10.1.2001 – “Je ne paierai pas pour un autre!”. Selon son fils Benjamin, 26 ans, ce sont les derniers mots d’Albert Foulcher avant son départ du domicile familial de Lieuran-lès-Béziers (Hérault) en 1998. Une modeste maison d’un village paisible près de Béziers, où le tueur présumé a en partie passé une année sous contrôle judiciaire, se répandant en petits boulots. “Mais le jour où son avocat lui a dit qu’il risquait gros aux assises, il s’est décidé, raconte son frère cadet Philippe.

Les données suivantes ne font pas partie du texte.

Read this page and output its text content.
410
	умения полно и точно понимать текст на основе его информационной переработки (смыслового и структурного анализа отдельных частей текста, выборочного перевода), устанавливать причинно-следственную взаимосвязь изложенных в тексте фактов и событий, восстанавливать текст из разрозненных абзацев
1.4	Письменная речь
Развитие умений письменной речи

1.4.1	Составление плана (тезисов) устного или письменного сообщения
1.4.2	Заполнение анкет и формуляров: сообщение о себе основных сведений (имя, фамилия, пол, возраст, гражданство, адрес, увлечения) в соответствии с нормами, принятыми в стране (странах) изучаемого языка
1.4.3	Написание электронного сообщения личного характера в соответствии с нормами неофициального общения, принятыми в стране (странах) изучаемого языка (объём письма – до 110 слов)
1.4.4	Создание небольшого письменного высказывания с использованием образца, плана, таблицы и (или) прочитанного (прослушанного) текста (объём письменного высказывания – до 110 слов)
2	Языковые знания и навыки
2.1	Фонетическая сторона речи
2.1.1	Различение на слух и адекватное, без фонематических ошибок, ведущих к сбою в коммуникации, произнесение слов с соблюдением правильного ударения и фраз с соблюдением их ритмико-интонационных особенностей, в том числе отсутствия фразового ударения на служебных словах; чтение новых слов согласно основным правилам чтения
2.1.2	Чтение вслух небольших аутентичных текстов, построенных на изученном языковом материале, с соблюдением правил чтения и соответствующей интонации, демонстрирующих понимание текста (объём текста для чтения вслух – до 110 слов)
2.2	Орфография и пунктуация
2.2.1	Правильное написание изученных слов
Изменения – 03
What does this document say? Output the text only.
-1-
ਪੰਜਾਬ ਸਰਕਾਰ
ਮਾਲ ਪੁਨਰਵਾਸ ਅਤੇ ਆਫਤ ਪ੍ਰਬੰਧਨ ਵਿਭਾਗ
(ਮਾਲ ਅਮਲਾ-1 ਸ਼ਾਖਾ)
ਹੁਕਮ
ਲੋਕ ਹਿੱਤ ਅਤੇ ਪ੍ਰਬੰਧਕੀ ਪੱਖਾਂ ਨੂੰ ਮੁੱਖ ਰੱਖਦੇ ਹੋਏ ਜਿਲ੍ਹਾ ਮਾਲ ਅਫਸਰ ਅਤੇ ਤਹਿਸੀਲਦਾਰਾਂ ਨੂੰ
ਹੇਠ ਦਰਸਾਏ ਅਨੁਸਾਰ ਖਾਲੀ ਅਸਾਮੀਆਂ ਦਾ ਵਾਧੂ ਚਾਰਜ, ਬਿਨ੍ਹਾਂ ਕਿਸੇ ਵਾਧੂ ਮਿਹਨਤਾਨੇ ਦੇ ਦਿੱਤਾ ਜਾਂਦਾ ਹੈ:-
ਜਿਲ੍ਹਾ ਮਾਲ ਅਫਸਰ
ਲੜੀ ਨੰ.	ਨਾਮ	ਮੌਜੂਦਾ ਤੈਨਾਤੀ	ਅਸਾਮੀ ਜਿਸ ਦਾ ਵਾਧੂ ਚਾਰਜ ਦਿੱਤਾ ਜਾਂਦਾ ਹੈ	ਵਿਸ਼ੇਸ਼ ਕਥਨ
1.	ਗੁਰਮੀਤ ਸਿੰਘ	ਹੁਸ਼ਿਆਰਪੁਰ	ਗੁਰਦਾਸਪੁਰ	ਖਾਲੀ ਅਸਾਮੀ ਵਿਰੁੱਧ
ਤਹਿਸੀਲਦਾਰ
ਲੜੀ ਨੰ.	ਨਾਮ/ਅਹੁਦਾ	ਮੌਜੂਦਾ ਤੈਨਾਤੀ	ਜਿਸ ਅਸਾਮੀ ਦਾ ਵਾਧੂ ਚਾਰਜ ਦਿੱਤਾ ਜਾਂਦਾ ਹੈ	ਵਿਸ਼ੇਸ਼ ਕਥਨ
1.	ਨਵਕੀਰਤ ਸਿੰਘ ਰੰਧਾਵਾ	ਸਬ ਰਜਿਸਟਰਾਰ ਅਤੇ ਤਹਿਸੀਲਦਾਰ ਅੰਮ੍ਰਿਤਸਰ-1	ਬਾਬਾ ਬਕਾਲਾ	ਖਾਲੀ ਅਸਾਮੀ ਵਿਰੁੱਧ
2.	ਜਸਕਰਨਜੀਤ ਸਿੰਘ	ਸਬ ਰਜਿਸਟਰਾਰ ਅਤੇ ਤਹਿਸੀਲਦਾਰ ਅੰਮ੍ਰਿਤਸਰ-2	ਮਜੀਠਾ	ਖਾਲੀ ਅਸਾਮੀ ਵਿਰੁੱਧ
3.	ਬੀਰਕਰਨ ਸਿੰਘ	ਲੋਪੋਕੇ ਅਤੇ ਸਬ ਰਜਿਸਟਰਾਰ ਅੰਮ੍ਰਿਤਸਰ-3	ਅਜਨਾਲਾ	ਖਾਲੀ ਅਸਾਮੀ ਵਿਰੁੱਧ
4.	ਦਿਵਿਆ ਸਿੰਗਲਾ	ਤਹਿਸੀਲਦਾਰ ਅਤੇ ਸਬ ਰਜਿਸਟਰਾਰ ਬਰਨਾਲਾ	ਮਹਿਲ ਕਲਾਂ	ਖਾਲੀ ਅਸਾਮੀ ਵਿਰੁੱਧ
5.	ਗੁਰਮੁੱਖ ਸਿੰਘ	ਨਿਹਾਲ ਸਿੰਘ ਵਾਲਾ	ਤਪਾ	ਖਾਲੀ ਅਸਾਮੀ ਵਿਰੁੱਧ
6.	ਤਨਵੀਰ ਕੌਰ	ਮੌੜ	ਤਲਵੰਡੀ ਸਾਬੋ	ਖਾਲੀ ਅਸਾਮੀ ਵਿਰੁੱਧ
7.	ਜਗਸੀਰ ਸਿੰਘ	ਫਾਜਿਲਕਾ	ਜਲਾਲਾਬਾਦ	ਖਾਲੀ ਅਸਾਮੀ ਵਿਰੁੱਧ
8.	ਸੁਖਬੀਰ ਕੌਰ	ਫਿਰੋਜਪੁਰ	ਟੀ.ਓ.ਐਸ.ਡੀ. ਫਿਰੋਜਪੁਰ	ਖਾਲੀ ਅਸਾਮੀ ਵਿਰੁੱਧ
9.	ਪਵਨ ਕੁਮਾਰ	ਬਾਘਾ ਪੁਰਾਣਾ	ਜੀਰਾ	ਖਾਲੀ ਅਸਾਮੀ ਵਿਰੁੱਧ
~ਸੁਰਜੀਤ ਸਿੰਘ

Il a dit qu’il ne retournerait pas en prison. Il avait très mal vécu les quatre années de détention. Albert n’avait pas supporté de se trouver dans un quartier d’isolement de la prison de Perpignan. Dans la cellule à côté, il y avait Van Geloven, l’horrible assassin des petites filles d’Elne. Cela lui était insupportable.”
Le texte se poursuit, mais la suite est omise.